Proof 1: Given, $ 2^s (2^{s-2} \pm 1)=n! \cdots (1)$
Let, $x=(2^{s-2} \pm 1)$. We know,
$\log(n!) = n \log(n)-n + O(\log(n))$ (see $[1]$ Lemma, equation $(3.4)$ on page , 53)
$\implies \log( 2^s \times x)= n \log(n)-n + O(\log(n))$ $\implies \log( 2^s) +\log(x)= n \log(n)-n + O(\log(n))$ $\implies \log(x)= n \log(n)-n + O(\log(n))- \log( 2^s) \cdots (2)$
Here, $\log( 2^s)=s \times \log2=(n-s_2(n)) \times \log2$ $[\because s=n-s_2(n) ]$
$\therefore \log( 2^s) < n$, so, $n \log(n)-n + O(\log(n))- \log( 2^s) $ $> n \log(n)-n + O(\log(n))- n$.
Now, we can rewrite $(2)$ as- $ \log(x) > n \log(n)-2n + O(\log(n))=n\times (\log(n)-2)+ O(\log(n) > C \times n $ $\therefore \log(x) > C \times \log( 2^s) \implies x > C_1 \times 2^s \cdots (3)$.
$C, C_1$ are constants. For sufficient large value of $n$, $C>100, C_1>2$. But inequality $(3)$ contradicts $x=(2^{s-2} \pm 1)$. So, $n,s$ can not be infinite. $\square$
$\textbf{Proof 2:} $ If $n!=a \times 2^s$ and $a$ is the odd number, then $a\geq 2^{n-1}$ . Let, $P(n)$ be the proposition- $n! \geq 2^{2(n-1)}$
BASIS STEP: $P(8)$ is true as $8! > 2^{14}$.
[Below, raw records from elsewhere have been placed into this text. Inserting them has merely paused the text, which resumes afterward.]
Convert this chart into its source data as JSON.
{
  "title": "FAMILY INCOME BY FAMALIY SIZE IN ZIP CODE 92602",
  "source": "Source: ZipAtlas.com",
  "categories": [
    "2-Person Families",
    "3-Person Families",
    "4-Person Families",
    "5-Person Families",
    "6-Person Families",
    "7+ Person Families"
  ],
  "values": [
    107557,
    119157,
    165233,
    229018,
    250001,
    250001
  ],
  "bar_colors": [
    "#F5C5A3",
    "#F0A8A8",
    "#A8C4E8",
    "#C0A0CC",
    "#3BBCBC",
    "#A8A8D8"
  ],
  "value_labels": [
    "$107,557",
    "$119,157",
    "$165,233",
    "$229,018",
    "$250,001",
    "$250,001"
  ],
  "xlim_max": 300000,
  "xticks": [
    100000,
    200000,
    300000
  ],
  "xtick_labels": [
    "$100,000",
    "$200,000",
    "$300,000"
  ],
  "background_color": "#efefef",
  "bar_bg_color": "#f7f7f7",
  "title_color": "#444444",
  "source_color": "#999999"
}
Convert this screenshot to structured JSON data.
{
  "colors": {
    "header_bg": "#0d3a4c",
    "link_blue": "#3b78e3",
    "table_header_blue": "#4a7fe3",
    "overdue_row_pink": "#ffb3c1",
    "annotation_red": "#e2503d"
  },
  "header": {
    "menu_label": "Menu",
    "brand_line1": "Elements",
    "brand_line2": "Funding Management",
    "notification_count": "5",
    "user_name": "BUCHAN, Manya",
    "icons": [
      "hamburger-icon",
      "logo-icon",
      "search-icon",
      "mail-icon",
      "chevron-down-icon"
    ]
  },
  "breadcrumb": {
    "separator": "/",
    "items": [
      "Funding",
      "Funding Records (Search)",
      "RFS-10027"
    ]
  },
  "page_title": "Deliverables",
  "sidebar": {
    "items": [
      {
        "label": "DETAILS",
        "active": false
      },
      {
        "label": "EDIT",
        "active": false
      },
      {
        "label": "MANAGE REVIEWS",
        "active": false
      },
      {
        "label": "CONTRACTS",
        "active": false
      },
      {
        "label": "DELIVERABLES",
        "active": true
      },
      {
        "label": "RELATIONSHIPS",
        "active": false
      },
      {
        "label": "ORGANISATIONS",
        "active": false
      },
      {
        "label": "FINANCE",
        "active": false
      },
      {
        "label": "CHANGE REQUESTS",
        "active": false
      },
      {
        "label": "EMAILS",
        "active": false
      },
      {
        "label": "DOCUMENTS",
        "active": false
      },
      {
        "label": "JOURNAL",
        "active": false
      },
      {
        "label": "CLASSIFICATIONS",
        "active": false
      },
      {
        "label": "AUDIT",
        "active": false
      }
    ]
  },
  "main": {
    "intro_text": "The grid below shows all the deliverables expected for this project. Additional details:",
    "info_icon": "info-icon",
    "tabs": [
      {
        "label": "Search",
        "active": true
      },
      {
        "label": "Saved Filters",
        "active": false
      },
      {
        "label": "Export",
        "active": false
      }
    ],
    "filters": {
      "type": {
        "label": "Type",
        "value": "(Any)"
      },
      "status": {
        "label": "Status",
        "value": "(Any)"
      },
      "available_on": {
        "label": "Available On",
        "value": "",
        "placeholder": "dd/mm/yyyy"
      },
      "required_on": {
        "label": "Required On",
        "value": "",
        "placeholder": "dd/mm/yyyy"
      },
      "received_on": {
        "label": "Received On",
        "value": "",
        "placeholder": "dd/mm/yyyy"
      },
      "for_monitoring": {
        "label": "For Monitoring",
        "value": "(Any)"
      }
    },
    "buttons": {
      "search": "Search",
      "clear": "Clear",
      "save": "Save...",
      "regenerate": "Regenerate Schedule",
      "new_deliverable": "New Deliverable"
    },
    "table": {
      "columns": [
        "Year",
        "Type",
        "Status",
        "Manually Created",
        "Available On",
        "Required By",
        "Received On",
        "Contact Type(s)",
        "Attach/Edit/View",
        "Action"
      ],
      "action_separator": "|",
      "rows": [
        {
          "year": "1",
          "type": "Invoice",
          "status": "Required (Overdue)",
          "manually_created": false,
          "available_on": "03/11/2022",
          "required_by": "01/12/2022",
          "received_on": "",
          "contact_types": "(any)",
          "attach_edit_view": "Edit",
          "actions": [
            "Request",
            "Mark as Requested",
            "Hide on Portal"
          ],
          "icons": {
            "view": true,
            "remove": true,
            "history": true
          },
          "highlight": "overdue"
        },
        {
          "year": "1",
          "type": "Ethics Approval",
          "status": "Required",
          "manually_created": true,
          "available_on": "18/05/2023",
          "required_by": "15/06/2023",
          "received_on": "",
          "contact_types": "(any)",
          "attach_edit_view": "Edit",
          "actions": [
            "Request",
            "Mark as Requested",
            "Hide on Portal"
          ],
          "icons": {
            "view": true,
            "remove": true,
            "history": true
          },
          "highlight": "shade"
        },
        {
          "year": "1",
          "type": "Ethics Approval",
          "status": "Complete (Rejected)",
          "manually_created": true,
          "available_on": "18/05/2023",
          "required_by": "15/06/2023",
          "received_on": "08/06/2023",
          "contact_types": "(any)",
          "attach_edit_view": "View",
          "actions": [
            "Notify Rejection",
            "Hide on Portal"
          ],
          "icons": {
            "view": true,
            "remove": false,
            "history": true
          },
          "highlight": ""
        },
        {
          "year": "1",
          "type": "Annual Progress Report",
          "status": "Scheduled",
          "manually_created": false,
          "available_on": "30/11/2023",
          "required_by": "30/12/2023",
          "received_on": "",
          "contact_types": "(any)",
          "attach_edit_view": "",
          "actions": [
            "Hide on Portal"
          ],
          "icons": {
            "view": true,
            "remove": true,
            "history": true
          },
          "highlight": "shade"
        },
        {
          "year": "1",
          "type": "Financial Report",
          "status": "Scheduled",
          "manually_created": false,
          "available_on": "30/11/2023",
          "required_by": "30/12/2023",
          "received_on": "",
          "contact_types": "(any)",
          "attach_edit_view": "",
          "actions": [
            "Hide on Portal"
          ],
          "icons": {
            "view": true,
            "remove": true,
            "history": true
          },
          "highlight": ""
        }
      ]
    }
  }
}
INDUCTIVE STEP: Assume, $P(d)$ is true $(\forall d> d_0)$, we need to show that $P(d+1)$ is true. Form $P(d)$ , $d! \geq 2^{2(d-1)} \implies 4 \times d! \geq 2^{2d} $. Since, $d+1>4, \forall d>4,$ we can write-$ (d+1) > 4 \times d! \geq 2^{2d} $, so, $P(d+1)$ is also true. The inductive step is complete.
Thus, $n! \geq 2^{2(n-1)}$. But then, $a \times 2^{n-1} \geq 2^{2n-2}$ $[\because s \leq n-1]$
$\implies a \geq 2^{2n-2-n+1}=2^{n-1}$. So, $n,s$ can not be infinite. $\square$
Query: Is there any error in the above proof? If there is an error, explain the error as an answer. Also, if you have an alternative / correct proof, please post.
Related Post: Finitely many Positive Integers $n, s $ such that $n!=2^s(2^{s−2}−1)$. This post has an argument for $n!=2^s(2^{s−2}−1)$ using a result of Cameron Stewart, whereas current post concerns with the general case $n!=2^s(2^{s−2} \pm 1)$.
Reference:
- Stopple, J. , A Primer of Analytic Number Theory, Cambridge University Press.